From the Lists: #19 Invisible Man




"Number 19? What happened to #20?" you may ask.

I read #20 Native Son (1940) by Richard Wright while in college. In researching this post, I was pleasantly surprised to learn that Wright and Ralph Ellison were friends and were writing in Harlem in the years leading up to and following WWII. Both were disillusioned by the treatment of African-Americans by not only the US government and society at large, but also by socialist groups attempting to organize in the 1950s.

Where Native Son relates the inevitability of Bigger Thomas' crimes due to the hopelessness of his environment, Ralph Ellison's Invisible Man (1952) tells a story of optimism and the slow onset of disillusionment. Ellison creates a first-person narrator who remains nameless throughout the novel. He could be anyone - including you or me. Our narrator is a pleasant, hopeful, intelligent, kind character with a gift for oration. He is the type of character a reader pulls for hoping he will rise above adversity, get the girl after a few setbacks and live happily ever after. But, as with all great literature, there is no happy ending for our invisible man.
Ralph Ellison

While our narrator does all he can to follow the rules thinking that is the only way to get ahead for a poor, Southern African-American boy, he finds himself again and again being cast as the fall guy in other peoples' agendas. Despite doing his best to get along without making waves, our invisible man is blamed, rejected, black-listed, shunned, and used by those he believes are his friends and mentors.
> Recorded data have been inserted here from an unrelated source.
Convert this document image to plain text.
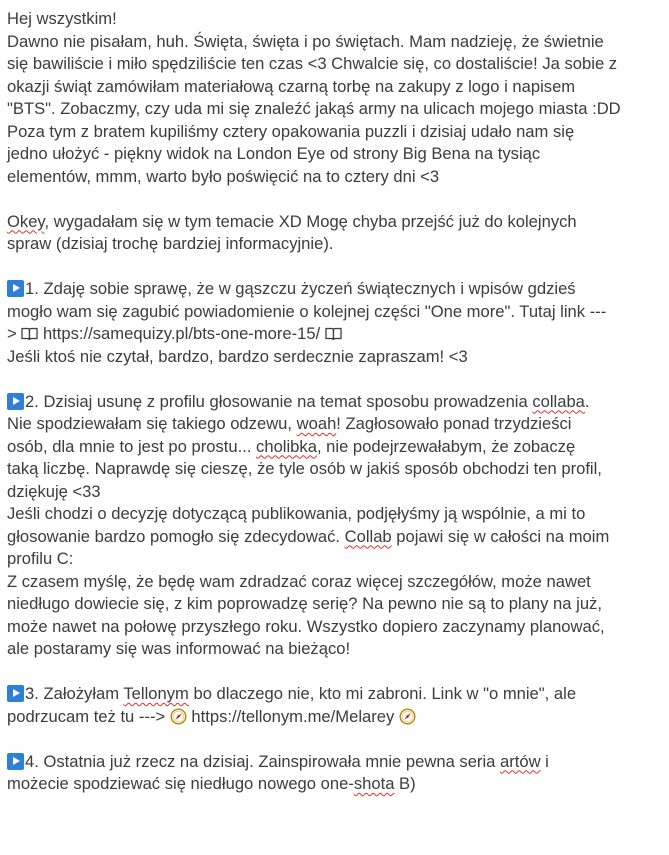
Hej wszystkim!
Dawno nie pisałam, huh. Święta, święta i po świętach. Mam nadzieję, że świetnie
się bawiliście i miło spędziliście ten czas <3 Chwalcie się, co dostaliście! Ja sobie z
okazji świąt zamówiłam materiałową czarną torbę na zakupy z logo i napisem
"BTS". Zobaczmy, czy uda mi się znaleźć jakąś army na ulicach mojego miasta :DD
Poza tym z bratem kupiliśmy cztery opakowania puzzli i dzisiaj udało nam się
jedno ułożyć - piękny widok na London Eye od strony Big Bena na tysiąc
elementów, mmm, warto było poświęcić na to cztery dni <3
Okey, wygadałam się w tym temacie XD Mogę chyba przejść już do kolejnych
spraw (dzisiaj trochę bardziej informacyjnie).
1. Zdaję sobie sprawę, że w gąszczu życzeń świątecznych i wpisów gdzieś
mogło wam się zagubić powiadomienie o kolejnej części "One more". Tutaj link ---
>  https://samequizy.pl/bts-one-more-15/
Jeśli ktoś nie czytał, bardzo, bardzo serdecznie zapraszam! <3
2. Dzisiaj usunę z profilu głosowanie na temat sposobu prowadzenia collaba.
Nie spodziewałam się takiego odzewu, woah! Zagłosowało ponad trzydzieści
osób, dla mnie to jest po prostu... cholibka, nie podejrzewałabym, że zobaczę
taką liczbę. Naprawdę się cieszę, że tyle osób w jakiś sposób obchodzi ten profil,
dziękuję <33
Jeśli chodzi o decyzję dotyczącą publikowania, podjęłyśmy ją wspólnie, a mi to
głosowanie bardzo pomogło się zdecydować. Collab pojawi się w całości na moim
profilu C:
Z czasem myślę, że będę wam zdradzać coraz więcej szczegółów, może nawet
niedługo dowiecie się, z kim poprowadzę serię? Na pewno nie są to plany na już,
może nawet na połowę przyszłego roku. Wszystko dopiero zaczynamy planować,
ale postaramy się was informować na bieżąco!
3. Założyłam Tellonym bo dlaczego nie, kto mi zabroni. Link w "o mnie", ale
podrzucam też tu --->  https://tellonym.me/Melarey
4. Ostatnia już rzecz na dzisiaj. Zainspirowała mnie pewna seria artów i
możecie spodziewać się niedługo nowego one-shota B)
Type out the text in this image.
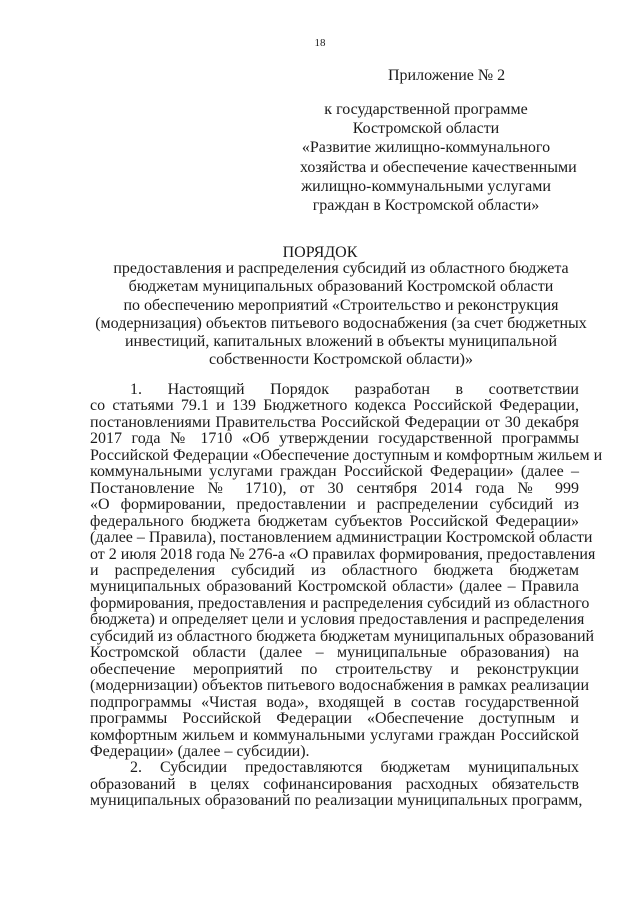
18
Приложение № 2
к государственной программе
Костромской области
«Развитие жилищно-коммунального
хозяйства и обеспечение качественными
жилищно-коммунальными услугами
граждан в Костромской области»
ПОРЯДОК
предоставления и распределения субсидий из областного бюджета
бюджетам муниципальных образований Костромской области
по обеспечению мероприятий «Строительство и реконструкция
(модернизация) объектов питьевого водоснабжения (за счет бюджетных
инвестиций, капитальных вложений в объекты муниципальной
собственности Костромской области)»
1. Настоящий Порядок разработан в соответствии
со статьями 79.1 и 139 Бюджетного кодекса Российской Федерации,
постановлениями Правительства Российской Федерации от 30 декабря
2017 года № 1710 «Об утверждении государственной программы
Российской Федерации «Обеспечение доступным и комфортным жильем и
коммунальными услугами граждан Российской Федерации» (далее –
Постановление № 1710), от 30 сентября 2014 года № 999
«О формировании, предоставлении и распределении субсидий из
федерального бюджета бюджетам субъектов Российской Федерации»
(далее – Правила), постановлением администрации Костромской области
от 2 июля 2018 года № 276-а «О правилах формирования, предоставления
и распределения субсидий из областного бюджета бюджетам
муниципальных образований Костромской области» (далее – Правила
формирования, предоставления и распределения субсидий из областного
бюджета) и определяет цели и условия предоставления и распределения
субсидий из областного бюджета бюджетам муниципальных образований
Костромской области (далее – муниципальные образования) на
обеспечение мероприятий по строительству и реконструкции
(модернизации) объектов питьевого водоснабжения в рамках реализации
подпрограммы «Чистая вода», входящей в состав государственной
программы Российской Федерации «Обеспечение доступным и
комфортным жильем и коммунальными услугами граждан Российской
Федерации» (далее – субсидии).
2. Субсидии предоставляются бюджетам муниципальных
образований в целях софинансирования расходных обязательств
муниципальных образований по реализации муниципальных программ,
Eventually, rather than pulling for the narrator, the reader is exhorting him to run and trust no one - particularly those who seem to want to help.

Upon finishing this novel, I was torn in my feelings. I greatly enjoyed the author's writing style and the narrator was a likable, if gullible, character. It was the "bad" guys who really bothered me the most. Not because of their inherent badness, but more due to their indifference. To them, the narrator is only a means to an end, a convenient scapegoat, a whipping boy, an excuse, or a pawn in a greater plan.

When I consider this, I think of the many people who, like the narrator, find themselves embroiled in the machinations of those with power over their lives. Groups of people who continue to be viewed as less than equal - women, immigrants, gays & lesbians, the homeless, the poor, the uninsured, the unemployed - the list goes on and on. Even worse, I think we have all been the invisible man and the bad guy. How many times have we crawled over the backs of others to get ahead in our competitive society? Made ourselves look better by making someone else look bad? How often do we pretend not to see or hear something or someone who makes us feel uncomfortable? How many times have we dismissively responded to a homeless person that we have no money to spare when we actually do?


I admit, I have been both invisible and incapable of seeing. 

"I am an invisible man.... I am a man of substance, of flesh and bone, fiber and liquids - and I might even be said to possess a mind. I am invisible, understand, simply because people refuse to see me."